Insomma, la vicenda di Foschi si inscrive in quei gerarchi adusi a delle estrinsecazioni agonistiche, deprecabili dal pensiero di un salientissimo abruzzese, che non a caso si sottrasse ai salotti romani, quale Benedetto Croce, ma questo è un altro discorso.
Le inquietudini post ‘normalizzazione’ mussoliniana del 1925, di Foschi, dentro la Federazione fascista dell’Urbe furono una molla che lo portarono a mantenere una visibilità operativa nello sport (col favore e non malcelato di Palazzo Venezia!), una passione che incideva profondamente nella sua stessa vita, perendo, dopo l’amnistia dalle responsabilità di regime, il 20 marzo 1949 alla notizia – riportano gli annali – della sconfitta della sua A.S. Roma.
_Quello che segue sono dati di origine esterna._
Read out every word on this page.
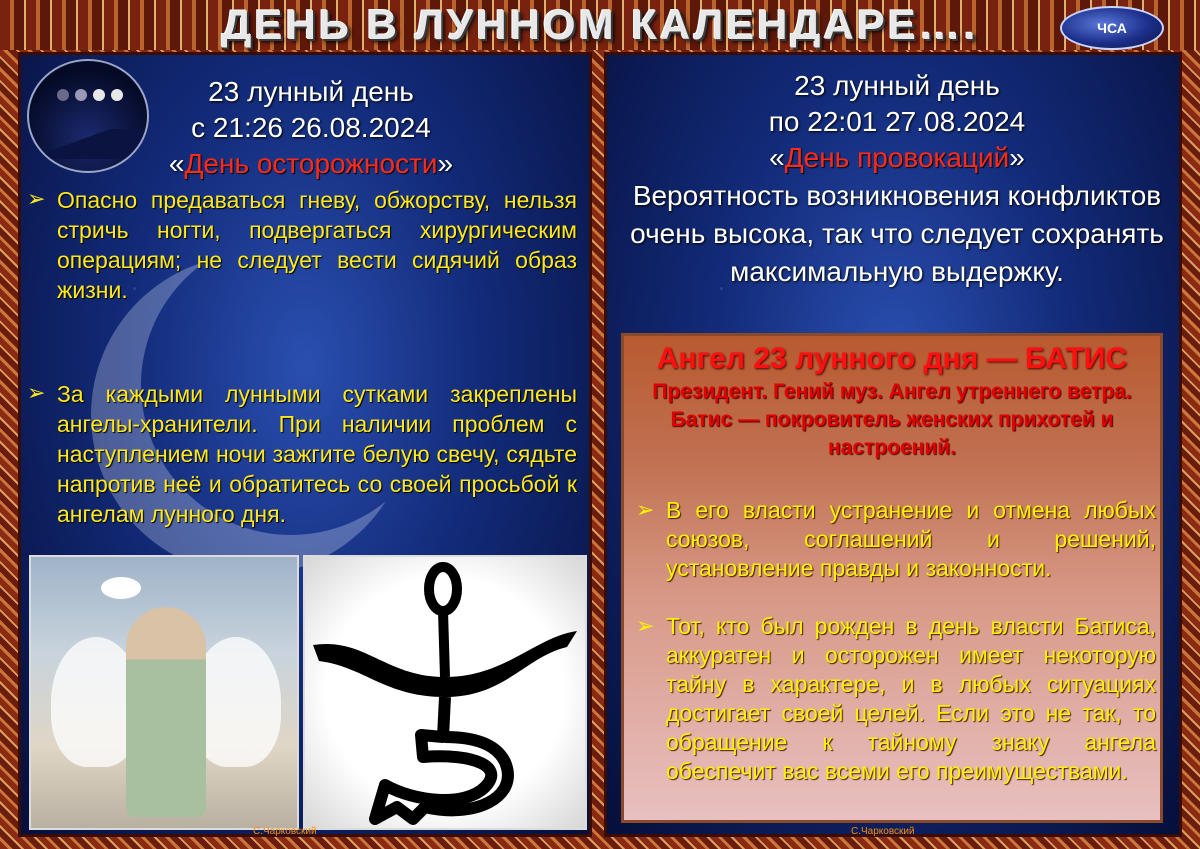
ДЕНЬ В ЛУННОМ КАЛЕНДАРЕ….	ЧСА
23 лунный день
с 21:26 26.08.2024
«День осторожности»
➢ Опасно предаваться гневу, обжорству, нельзя стричь ногти, подвергаться хирургическим операциям; не следует вести сидячий образ жизни.
➢ За каждыми лунными сутками закреплены ангелы-хранители. При наличии проблем с наступлением ночи зажгите белую свечу, сядьте напротив неё и обратитесь со своей просьбой к ангелам лунного дня.
С.Чарковский
23 лунный день
по 22:01 27.08.2024
«День провокаций»
Вероятность возникновения конфликтов очень высока, так что следует сохранять максимальную выдержку.
Ангел 23 лунного дня — БАТИС
Президент. Гений муз. Ангел утреннего ветра. Батис — покровитель женских прихотей и настроений.
➢ В его власти устранение и отмена любых союзов, соглашений и решений, установление правды и законности.
➢ Тот, кто был рожден в день власти Батиса, аккуратен и осторожен имеет некоторую тайну в характере, и в любых ситуациях достигает своей целей. Если это не так, то обращение к тайному знаку ангела обеспечит вас всеми его преимуществами.
С.Чарковский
A livello locale aquilano Foschi balza agli onori della cronaca per effetto del torneo calcistico fra i ‘Giovanissimi’ giallorossi e rossoblù, a sfondo benefico per il 7 giugno ed a lui dedicato dal Roma Club di L’Aquila “Vittorio Zingarelli”: per inciso, l’intitolazione del club cittadino di tifosi romanisti è a riconoscimento non solo del nipote per parte materna di Italo Foschi, ma di colui che nel capoluogo abruzzese fu benemerito e massimo dirigente delle aziende municipalizzate ed artefice del rugby neroverde e dello sport in generale, negli anni ‘60.
Non radi gli intrecci di Foschi con l’aquilanità dal punto di vista sportivo e politico, ambedue i fronti tipici di quegli anni ruggenti: all’atto degli accorpamenti calcistici, di cui sopra, egli venne assistito dal costruttore edile Elia Federici, originario di Barete, con questa amicizia realizzatore di via dei Fori Imperiali. Una volta esautorato dalla Segreteria del fascio capitolino, fu sostituto dal rocchigiano Nino D’Aroma e poi dall’aquilanissimo Adelchi Serena, anzi, per una comune appartenenza alla corrente farinacciana, i contatti fra il futuro capo del PNF e Foschi avranno aspetti collegabili all’allestimento dell’A.S. L’Aquila in serie B dal 1934 al ‘37.
Un profilo, quello di Foschi, da meglio discettare, fuori da pregiudiziali e/o revisionismi a targhe alterne, la qualcosa spetta a chi tenta di fare storia. Invece, la cosa più importante e meritoria è che sia stato occasionato a L’Aquila un momento di riaggregazione giovanile, a favore della onlus cittadina ‘Per la Vita’, in nome soprattutto dei valori interclassisti ed idealmente apolitici dello sport.